The lawsuit claims that Meta's African subcontractor engaged in a "deceptive recruiting process" that involved displaying job listing under descriptions that didn't correctly represent the position at the company. Motaung's lawyers declared in the suit that Sama would display descriptions such as call center agents, and agent for the actual role of a Facebook Content Moderator.
Individuals who took up the position unknowingly became Facebook Content Moderators, as Motaung's lawyers claim that the company attempted to trick applicants. Notably, the employees that were recruited came from locations distant from the workplace located in Nairobi, as applicants traveled from Ethiopia, Uganda, Somalia, and South Africa for their positions.
"The varying descriptions (call center agents, agent, and content moderator) for the position of a content moderator are deceptive and designed to trick unsuspecting applicants into unknowingly becoming Facebook Content Moderators. Applicants who responded to the call for 'Agents' were especially deceived," said Motaung's lawyers in their filing.

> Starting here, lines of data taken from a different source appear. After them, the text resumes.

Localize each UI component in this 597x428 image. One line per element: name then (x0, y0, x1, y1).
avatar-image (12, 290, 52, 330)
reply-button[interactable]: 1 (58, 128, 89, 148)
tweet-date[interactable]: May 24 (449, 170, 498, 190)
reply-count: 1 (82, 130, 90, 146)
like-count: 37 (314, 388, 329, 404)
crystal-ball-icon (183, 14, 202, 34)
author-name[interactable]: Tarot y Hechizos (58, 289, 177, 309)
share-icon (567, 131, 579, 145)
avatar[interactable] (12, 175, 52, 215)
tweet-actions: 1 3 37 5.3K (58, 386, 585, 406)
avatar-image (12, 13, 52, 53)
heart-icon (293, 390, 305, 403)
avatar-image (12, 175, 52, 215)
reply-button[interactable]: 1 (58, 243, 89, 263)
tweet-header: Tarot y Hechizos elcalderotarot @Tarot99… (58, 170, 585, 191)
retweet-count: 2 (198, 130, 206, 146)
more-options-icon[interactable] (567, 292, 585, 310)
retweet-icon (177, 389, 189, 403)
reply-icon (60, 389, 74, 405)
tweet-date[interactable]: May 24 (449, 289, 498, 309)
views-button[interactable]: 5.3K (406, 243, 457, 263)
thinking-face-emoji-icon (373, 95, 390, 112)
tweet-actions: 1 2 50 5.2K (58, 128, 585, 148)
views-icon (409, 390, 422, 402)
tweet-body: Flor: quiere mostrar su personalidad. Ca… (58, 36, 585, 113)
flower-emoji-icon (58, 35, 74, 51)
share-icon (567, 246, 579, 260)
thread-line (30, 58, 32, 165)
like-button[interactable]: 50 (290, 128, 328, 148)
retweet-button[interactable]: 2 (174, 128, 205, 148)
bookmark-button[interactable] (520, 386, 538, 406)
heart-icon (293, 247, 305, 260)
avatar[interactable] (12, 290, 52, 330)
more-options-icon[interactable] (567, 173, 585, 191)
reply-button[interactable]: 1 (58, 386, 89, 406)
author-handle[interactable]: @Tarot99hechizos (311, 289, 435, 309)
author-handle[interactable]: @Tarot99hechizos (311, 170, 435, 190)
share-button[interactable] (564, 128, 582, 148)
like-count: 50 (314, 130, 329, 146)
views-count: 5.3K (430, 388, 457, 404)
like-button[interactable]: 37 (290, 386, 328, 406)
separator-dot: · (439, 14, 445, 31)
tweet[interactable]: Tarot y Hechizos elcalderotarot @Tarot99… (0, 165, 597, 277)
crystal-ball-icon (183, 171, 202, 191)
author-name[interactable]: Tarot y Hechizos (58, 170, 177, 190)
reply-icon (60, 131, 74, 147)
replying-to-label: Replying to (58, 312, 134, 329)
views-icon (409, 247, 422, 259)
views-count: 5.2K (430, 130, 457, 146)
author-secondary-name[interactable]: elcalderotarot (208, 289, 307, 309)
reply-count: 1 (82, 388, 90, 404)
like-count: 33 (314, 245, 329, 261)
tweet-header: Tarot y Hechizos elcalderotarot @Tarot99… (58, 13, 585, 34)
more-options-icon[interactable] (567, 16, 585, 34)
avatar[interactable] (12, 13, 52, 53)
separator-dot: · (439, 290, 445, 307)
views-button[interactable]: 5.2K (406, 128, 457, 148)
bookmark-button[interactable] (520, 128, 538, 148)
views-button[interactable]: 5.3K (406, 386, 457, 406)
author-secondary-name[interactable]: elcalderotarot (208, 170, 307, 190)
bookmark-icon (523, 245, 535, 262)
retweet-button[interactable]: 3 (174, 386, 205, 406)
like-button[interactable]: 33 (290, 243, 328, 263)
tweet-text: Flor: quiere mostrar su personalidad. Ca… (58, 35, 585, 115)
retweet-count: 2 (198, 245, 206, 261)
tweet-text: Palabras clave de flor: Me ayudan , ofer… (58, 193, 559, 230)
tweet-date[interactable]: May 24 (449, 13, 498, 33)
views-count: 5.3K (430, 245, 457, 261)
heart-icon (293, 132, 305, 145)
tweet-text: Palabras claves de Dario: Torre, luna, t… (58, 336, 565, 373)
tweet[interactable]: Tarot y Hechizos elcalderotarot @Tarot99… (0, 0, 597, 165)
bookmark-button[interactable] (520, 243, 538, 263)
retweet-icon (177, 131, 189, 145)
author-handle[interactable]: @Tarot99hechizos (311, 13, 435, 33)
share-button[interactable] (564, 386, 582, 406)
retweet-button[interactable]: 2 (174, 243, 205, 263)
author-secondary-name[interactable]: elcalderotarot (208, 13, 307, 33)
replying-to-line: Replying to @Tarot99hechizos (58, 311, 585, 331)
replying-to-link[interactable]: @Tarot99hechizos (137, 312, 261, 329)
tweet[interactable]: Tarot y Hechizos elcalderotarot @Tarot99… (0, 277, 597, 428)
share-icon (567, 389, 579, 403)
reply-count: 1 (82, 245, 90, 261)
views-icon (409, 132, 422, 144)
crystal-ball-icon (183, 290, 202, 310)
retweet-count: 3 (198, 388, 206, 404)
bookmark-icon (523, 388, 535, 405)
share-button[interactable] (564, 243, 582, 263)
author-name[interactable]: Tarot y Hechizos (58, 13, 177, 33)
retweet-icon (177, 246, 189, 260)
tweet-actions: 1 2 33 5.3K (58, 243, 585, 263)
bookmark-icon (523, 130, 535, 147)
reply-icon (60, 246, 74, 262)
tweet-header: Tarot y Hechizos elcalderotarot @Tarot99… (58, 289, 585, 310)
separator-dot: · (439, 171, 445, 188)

Furthermore, the lawsuit claims that Sama didn't provide employees with the correct amount of mental health support, which is typically used by content moderators to express the atrocities that they constantly see while moderating graphic content. Motaung's suit alleges that Sama created a "toxic work environment" and that employees were denied "unplanned breaks as needed particularly after exposure to graphic content".
Employees that traveled from their distant homes only learned about what their job was after they had signed a contract and successfully relocated to the area, meaning that many couldn't simply turn back and go home. Motaung's suit claims that the former Facebook moderator was fired from his position for organizing a strike in 2019, while also attempting to unionize Sama employees.
Sama said that Motaung was terminated from his position because of "unacceptable actions taken against fellow employees that jeopardized their safety", while also stating that the termination process was "fair, clear and well documented".
In the past, Time Magazine published a report that detailed Sama's content moderation company and found that the company was paying content moderators as little as $1.50 per hour. As a result of the report, the company increased employee pay, but it clearly hasn't solved any problem.